Reporter: So the Commission criticised various government departments for turning a perfect system into a paper system, and that is a classic example of buck passing. As the leader of the civil service, what do you have to say about that? And why do you insist that no government official should be punished or take responsibility for that, not even the Director of the Water Supplies Department, which came under the heaviest criticism? And my second question is on the testing of water of all public housing estates. The Commission specifically recommended that you should include the testing of stagnant water. Can you tell us clearly whether you will do it?

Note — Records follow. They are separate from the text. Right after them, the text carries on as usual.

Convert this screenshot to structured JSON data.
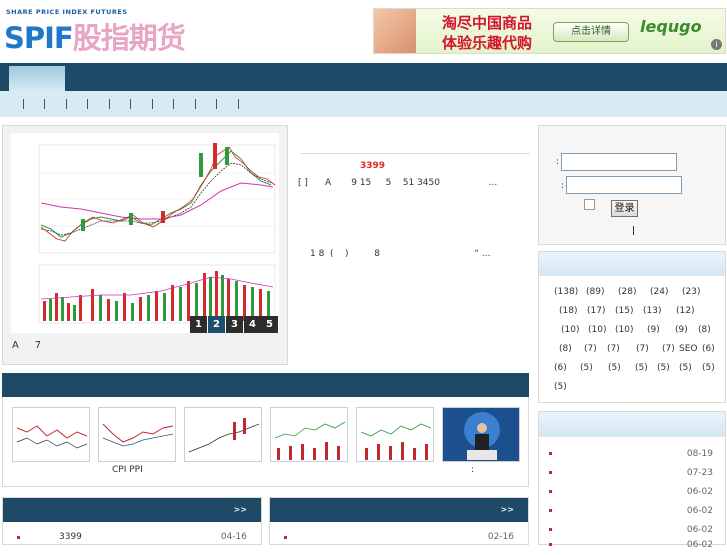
{
  "header": {
    "logo_small": "SHARE PRICE INDEX FUTURES",
    "logo_big": "SPIF",
    "logo_cn": "股指期货",
    "ad": {
      "line1": "淘尽中国商品",
      "line2": "体验乐趣代购",
      "button": "点击详情",
      "brand": "lequgo",
      "info": "i"
    }
  },
  "slideshow": {
    "pages": [
      "1",
      "2",
      "3",
      "4",
      "5"
    ],
    "active_page": "2",
    "caption": "A     7"
  },
  "headline": {
    "title": "3399",
    "summary": "[ ]      A       9 15     5    51 3450                 ...",
    "summary2": "1 8  (    )         8                                 “ ..."
  },
  "login": {
    "user_label": ":",
    "pass_label": ":",
    "submit": "登录",
    "divider": "|"
  },
  "tags": [
    "(138)",
    "(89)",
    "(28)",
    "(24)",
    "(23)",
    "(18)",
    "(17)",
    "(15)",
    "(13)",
    "(12)",
    "(10)",
    "(10)",
    "(10)",
    "(9)",
    "(9)",
    "(8)",
    "(8)",
    "(7)",
    "(7)",
    "(7)",
    "(7)",
    "SEO",
    "(6)",
    "(6)",
    "(5)",
    "(5)",
    "(5)",
    "(5)",
    "(5)",
    "(5)",
    "(5)"
  ],
  "right_news": {
    "dates": [
      "08-19",
      "07-23",
      "06-02",
      "06-02",
      "06-02",
      "06-02"
    ]
  },
  "strip": {
    "captions": [
      "CPI PPI",
      ":"
    ]
  },
  "news_left": {
    "more": ">>",
    "title": "3399",
    "date": "04-16"
  },
  "news_mid": {
    "more": ">>",
    "title": "",
    "date": "02-16"
  },
  "colors": {
    "nav": "#1e4a68",
    "subnav": "#d8ebf3",
    "headline": "#e3242b"
  }
}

Chief Secretary for Administration: On your first question, you will notice from my introductory remarks that I have taken the initiative to address the issue of responsibility, although attribution of responsibility is not one of the terms of reference of the Commission of Inquiry, but I am sure that this will be a question of much interest to our media and also to members of the public.

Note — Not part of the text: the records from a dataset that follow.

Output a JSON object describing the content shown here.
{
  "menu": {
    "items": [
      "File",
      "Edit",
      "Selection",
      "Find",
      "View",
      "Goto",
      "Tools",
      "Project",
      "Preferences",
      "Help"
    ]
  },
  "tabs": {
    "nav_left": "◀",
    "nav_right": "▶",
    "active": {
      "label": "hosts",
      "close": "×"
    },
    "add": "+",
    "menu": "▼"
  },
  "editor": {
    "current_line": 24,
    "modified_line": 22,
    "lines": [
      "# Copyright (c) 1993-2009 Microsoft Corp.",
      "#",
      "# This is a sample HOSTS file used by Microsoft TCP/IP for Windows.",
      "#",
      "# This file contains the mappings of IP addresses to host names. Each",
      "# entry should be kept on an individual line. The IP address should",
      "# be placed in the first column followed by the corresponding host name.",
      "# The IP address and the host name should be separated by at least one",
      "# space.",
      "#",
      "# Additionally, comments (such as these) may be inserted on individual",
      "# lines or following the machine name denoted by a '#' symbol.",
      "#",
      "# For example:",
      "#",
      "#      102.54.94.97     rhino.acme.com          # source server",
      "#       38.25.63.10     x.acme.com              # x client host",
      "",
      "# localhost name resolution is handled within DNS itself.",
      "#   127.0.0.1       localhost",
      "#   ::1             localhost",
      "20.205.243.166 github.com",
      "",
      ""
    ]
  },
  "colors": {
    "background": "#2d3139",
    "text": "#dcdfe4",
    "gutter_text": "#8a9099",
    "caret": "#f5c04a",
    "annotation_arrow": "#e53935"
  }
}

    It is true that the Commission of Inquiry's investigation has revealed quite a number of problems, but if you look and read thoroughly the report, many of those problems are what I call, and in fact it is also described by the Commission of Inquiry, as systemic, as collective. It is not pinpointing an individual for blatantly not following the rules or the law or abusing his or her responsibility and so on. So this brings me back to my point about executive responsibility.

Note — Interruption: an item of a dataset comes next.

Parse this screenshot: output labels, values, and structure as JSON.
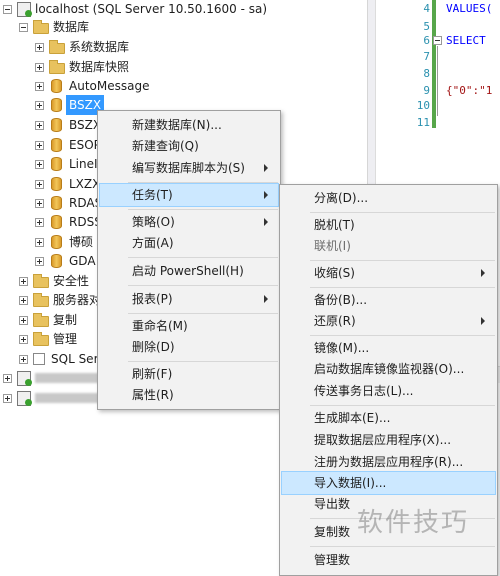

     Of course, as the Chief Secretary for Administration and on behalf of the relevant government departments, I do admit that there are systemic problems, there is inadequate alertness, there is a flawed regulatory system in the various government departments that has led to the lead in water in public housing estates incident, but I do not find any evidence that it is a single individual government official who has committed serious mistakes that have led to the incident. So the right approach, as I see it, is really to look at the recommendations for improvement and try to move forward as expeditiously as possible to address those systemic defects that have been revealed by the Commission of Inquiry. And you will notice that I have actually gone an extra step in my concluding remark in the introduction that I am concerned that what the Commission of Inquiry has discovered in the course of this investigation concerning lead in water in public housing estates may also exist in other government departments, so I have taken the initiative that I would remind all the government departments really to look seriously at the various phenomena that have been revealed and to ensure that in all respects they will be able to cover their daily operations and to assure that we will be providing good services for the people of Hong Kong.

Director of Water Supplies: Let me take up the rest of the question. Actually if you have a look at the table we have distributed in regard to the latest situation of the follow-up actions, you will find that, according to the recommendations of the Commission of Inquiry, we have to develop a suitable protocol, which may include collecting stagnant samples. So we have already commenced the work, including review of the relevant sampling protocols adopted by overseas countries including North America, the United Kingdom and Australia. We are also engaging overseas experts and consultants to study the applicability to the situation in Hong Kong. We also require the consultants not only to develop the protocols but also the necessary action levels, compliance rate and the follow-up actions. We will do these as soon as possible. Thank you.

(Please also refer to the Chinese portion of the transcript.)